What is 100% Fibonacci retracement? ›

A Fibonacci retracement forecast is created by taking two extreme points on a chart and dividing the vertical distance by Fibonacci ratios. 0% is considered to be the start of the retracement, while 100% is a complete reversal to the original price before the move.

What are the best Fibonacci extension levels? ›

Traders then use the Fibonacci sequence to calculate potential price targets beyond the initial move. The most commonly used Fibonacci extension levels are 1.618, 2.618, and 4.236.

How do you know where to put Fibonacci retracement? ›

Finding Fibonacci Retracement Levels

In order to find these Fibonacci retracement levels, you have to find the recent significant Swing Highs and Swings Lows. Then, for downtrends, click on the Swing High and drag the cursor to the most recent Swing Low. For uptrends, do the opposite.
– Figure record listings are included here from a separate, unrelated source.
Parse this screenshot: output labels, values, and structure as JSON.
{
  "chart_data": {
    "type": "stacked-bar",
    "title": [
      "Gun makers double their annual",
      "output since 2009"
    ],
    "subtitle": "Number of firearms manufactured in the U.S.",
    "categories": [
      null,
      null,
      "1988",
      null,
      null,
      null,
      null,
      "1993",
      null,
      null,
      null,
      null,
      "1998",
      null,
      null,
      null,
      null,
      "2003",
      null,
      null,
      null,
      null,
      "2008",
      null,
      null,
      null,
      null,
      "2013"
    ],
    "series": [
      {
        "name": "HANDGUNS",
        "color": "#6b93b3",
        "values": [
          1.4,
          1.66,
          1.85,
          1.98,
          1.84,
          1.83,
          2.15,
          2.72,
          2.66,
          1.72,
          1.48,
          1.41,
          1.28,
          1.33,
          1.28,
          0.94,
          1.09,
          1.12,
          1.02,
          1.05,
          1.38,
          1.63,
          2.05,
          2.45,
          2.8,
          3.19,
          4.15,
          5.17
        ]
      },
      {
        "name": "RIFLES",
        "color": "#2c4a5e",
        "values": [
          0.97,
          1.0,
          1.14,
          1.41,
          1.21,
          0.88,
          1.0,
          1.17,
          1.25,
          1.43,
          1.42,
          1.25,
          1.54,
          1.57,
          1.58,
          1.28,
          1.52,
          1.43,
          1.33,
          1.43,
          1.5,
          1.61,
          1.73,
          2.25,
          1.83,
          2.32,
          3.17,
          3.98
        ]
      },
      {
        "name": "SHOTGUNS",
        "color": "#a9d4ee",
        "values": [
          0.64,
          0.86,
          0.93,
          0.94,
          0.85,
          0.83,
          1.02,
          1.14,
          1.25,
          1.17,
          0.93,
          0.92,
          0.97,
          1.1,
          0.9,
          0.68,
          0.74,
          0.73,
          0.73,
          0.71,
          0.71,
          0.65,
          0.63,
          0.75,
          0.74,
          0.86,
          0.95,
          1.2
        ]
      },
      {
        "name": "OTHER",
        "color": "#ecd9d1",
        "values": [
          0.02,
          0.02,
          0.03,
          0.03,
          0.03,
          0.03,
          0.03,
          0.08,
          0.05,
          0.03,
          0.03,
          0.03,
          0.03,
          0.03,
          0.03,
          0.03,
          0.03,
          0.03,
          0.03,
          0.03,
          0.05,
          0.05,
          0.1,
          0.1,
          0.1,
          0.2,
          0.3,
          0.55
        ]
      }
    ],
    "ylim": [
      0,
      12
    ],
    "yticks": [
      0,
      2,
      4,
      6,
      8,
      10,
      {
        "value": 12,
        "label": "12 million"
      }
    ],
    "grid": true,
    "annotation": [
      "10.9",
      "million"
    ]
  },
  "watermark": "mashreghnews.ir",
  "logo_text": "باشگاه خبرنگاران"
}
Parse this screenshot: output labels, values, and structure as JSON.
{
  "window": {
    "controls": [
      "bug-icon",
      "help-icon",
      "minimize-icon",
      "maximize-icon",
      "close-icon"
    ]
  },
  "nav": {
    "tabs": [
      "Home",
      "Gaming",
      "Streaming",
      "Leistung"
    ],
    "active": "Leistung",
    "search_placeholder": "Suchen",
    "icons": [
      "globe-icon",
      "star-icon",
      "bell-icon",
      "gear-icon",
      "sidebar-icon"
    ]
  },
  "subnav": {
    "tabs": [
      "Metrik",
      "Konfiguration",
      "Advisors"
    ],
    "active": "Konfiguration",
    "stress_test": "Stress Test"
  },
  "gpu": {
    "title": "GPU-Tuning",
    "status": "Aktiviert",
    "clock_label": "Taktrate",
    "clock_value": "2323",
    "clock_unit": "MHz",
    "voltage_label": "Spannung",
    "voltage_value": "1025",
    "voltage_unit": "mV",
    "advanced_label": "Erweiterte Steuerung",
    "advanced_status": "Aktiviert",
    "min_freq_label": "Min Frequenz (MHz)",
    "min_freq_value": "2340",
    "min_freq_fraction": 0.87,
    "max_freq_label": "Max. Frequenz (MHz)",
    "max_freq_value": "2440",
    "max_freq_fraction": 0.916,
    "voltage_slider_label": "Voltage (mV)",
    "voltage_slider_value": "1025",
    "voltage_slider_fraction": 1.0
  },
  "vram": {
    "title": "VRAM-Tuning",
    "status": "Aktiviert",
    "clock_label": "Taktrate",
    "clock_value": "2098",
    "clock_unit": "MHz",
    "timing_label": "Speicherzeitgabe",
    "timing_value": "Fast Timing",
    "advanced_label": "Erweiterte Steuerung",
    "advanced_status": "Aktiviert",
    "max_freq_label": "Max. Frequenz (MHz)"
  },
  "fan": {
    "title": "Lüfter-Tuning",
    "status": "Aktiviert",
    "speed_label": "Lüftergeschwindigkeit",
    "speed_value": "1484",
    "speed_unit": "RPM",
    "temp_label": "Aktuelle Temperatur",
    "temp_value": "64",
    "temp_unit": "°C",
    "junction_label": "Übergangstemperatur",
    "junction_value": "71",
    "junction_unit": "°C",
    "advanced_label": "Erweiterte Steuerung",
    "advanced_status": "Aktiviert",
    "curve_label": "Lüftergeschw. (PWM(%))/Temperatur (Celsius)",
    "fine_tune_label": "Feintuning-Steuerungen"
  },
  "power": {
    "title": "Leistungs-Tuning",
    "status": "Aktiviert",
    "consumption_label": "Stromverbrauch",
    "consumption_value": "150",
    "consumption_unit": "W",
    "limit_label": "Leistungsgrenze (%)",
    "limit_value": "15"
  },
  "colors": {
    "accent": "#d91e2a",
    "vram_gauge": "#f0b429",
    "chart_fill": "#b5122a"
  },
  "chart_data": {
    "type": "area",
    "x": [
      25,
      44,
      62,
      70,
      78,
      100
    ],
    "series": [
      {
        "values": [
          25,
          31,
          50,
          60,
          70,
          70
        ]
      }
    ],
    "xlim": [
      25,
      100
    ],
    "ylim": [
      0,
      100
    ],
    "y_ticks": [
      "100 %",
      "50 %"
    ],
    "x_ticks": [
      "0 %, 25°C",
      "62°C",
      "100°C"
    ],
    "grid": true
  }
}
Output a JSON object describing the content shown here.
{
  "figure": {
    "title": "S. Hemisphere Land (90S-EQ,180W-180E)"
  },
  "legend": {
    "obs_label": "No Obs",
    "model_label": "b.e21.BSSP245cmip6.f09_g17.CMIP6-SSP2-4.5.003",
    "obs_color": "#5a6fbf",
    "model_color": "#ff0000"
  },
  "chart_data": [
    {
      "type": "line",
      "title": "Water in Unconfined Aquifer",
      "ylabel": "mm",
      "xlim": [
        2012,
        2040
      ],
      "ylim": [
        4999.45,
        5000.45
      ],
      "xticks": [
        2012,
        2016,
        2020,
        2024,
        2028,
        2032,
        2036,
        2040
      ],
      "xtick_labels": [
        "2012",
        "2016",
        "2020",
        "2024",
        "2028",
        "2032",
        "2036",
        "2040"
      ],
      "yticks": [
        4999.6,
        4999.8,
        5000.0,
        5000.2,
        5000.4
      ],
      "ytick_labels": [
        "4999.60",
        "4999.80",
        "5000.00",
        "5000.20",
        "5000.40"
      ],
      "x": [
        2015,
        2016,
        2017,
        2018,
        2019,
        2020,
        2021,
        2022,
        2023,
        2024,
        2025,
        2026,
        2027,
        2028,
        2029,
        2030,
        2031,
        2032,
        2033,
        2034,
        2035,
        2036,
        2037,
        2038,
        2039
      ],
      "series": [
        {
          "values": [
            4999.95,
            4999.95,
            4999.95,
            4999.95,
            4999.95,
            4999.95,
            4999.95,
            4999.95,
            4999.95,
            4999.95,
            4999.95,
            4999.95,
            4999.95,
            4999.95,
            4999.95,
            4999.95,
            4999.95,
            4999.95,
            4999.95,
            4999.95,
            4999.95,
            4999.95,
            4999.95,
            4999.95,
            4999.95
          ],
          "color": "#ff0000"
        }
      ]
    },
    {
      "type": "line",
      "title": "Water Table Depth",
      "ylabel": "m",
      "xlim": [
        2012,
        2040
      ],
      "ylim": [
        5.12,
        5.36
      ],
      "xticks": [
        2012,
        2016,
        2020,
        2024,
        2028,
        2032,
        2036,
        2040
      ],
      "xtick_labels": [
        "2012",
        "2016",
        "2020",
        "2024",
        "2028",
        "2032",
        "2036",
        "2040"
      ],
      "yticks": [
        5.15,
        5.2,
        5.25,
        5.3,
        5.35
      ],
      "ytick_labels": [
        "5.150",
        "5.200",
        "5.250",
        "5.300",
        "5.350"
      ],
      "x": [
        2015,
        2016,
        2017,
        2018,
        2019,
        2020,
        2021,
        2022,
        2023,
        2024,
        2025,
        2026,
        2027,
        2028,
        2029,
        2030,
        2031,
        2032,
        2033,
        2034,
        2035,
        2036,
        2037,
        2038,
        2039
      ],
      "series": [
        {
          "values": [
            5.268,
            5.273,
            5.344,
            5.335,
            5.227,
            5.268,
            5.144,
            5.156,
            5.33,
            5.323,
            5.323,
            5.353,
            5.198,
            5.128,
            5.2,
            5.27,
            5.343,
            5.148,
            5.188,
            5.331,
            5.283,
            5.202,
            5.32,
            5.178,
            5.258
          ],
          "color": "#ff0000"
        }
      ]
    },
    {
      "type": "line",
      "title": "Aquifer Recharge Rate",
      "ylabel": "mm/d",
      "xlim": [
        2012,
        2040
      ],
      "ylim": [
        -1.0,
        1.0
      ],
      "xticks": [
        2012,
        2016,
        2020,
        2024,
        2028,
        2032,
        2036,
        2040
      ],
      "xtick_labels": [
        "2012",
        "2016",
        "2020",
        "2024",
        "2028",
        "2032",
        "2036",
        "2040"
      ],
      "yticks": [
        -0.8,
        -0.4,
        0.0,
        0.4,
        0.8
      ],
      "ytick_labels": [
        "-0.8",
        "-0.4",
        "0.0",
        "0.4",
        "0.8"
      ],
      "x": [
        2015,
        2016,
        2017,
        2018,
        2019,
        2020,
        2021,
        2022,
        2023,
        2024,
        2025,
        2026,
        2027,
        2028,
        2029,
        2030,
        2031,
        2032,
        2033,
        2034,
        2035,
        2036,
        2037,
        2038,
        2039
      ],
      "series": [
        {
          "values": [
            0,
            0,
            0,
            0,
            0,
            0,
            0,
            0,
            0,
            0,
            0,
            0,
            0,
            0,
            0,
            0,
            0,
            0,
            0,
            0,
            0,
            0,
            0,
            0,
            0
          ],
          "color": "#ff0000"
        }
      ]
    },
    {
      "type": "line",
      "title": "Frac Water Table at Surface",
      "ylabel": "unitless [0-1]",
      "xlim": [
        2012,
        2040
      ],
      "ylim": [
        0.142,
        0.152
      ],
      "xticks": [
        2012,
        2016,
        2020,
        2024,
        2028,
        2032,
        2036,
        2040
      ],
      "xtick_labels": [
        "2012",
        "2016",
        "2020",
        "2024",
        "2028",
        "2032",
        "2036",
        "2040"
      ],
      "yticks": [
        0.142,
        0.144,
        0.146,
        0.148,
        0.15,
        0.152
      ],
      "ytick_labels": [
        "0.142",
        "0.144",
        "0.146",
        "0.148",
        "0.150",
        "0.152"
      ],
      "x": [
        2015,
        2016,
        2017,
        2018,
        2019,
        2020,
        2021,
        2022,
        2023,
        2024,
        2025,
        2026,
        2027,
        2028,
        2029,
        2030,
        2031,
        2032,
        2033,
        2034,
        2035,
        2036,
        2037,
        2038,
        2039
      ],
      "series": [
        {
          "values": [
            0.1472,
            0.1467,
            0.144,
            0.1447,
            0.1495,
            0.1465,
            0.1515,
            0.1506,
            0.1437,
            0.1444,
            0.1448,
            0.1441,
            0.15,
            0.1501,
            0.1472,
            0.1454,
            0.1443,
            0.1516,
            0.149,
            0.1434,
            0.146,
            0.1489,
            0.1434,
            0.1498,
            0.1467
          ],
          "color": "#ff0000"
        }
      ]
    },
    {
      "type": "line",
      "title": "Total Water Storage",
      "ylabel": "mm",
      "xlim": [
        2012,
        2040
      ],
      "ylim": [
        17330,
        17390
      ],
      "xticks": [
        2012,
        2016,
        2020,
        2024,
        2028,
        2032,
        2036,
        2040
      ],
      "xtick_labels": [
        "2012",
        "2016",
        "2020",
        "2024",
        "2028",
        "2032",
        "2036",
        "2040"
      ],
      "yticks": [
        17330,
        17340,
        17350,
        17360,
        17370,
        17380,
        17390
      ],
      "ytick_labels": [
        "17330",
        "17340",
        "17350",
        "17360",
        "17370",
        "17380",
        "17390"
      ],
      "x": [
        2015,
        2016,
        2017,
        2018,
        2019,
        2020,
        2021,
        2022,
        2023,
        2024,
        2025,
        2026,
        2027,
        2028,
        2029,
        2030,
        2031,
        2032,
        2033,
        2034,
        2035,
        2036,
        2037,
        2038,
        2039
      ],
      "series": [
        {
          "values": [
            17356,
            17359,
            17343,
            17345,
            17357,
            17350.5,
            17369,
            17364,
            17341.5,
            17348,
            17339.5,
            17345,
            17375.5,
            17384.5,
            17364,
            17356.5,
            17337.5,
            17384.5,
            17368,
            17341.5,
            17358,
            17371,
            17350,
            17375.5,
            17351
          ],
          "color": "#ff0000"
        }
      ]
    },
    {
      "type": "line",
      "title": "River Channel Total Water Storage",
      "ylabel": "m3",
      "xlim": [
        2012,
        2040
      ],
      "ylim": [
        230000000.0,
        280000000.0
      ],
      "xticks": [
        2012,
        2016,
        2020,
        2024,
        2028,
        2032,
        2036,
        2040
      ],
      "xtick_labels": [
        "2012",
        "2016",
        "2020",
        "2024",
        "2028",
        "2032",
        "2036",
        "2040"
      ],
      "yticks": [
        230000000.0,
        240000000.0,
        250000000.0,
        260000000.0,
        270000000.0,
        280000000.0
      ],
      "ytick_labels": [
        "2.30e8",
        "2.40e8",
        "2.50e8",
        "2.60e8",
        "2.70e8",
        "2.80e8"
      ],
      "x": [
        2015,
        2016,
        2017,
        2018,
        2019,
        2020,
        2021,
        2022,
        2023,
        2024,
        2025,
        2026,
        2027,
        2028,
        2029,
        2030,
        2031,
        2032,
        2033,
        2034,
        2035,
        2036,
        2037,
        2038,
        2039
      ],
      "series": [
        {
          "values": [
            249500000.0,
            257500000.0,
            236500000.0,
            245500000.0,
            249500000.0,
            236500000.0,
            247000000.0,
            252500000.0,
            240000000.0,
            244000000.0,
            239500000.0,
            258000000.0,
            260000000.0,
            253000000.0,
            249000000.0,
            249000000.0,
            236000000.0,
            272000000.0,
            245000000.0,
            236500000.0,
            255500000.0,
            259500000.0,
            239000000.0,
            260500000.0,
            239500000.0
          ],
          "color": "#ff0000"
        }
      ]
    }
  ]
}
Can Fibonacci be used for scalping? ›

As so many traders use Fibonacci levels as part of their strategies, a lot of price activity happens at these levels, which can create the ideal conditions for scalping Fibonacci levels.

How do you take profit with Fibonacci retracement? ›

You can use the Fibonacci retracement levels as a guide to determine the target level. For example, if the price retraces to the 50% level, you can set your target level at the 61.8% level. Using multiple take profit levels can help you maximize your profits.

Which indicator is best for Fibonacci retracement? ›

Other popular technical indicators that are used in conjunction with Fibonacci levels include candlestick patterns, trendlines, volume, momentum oscillators, and moving averages. A greater number of confirming indicators in play equates to a more robust reversal signal.

How do you draw accurate Fibonacci retracement? ›

How to draw Fibonacci retracement levels
  1. Identify the major high/low. Looking at the GBP/USD Daily chart below, it is obvious which two points we should connect.
  2. Connect the two points (major high/low). ...
  3. Utilise the Fibonacci levels as support/resistance.

What is the correct use of Fibonacci retracement? ›

Traders use Fibonacci retracement levels to identify potential support and resistance levels where an asset's price may find a floor or ceiling after a significant move up or down. Fibonacci extensions can be used to project potential profit targets by applying the Fibonacci ratios to the previous price swing.

Is Fibonacci retracement accurate? ›

Overall, Fibonacci retracement was accurate only 37% of the time. If you exclusively used this indicator for trading, you would have more losing trades than winners. Additionally, the golden rule of 61.8% was no more likely to be reliable than any other Fibonacci level.

What are the best indicators to use with Fibonacci numbers? ›

Other popular technical indicators that are used in conjunction with Fibonacci levels include candlestick patterns, trendlines, volume, momentum oscillators, and moving averages. A greater number of confirming indicators in play equates to a more robust reversal signal.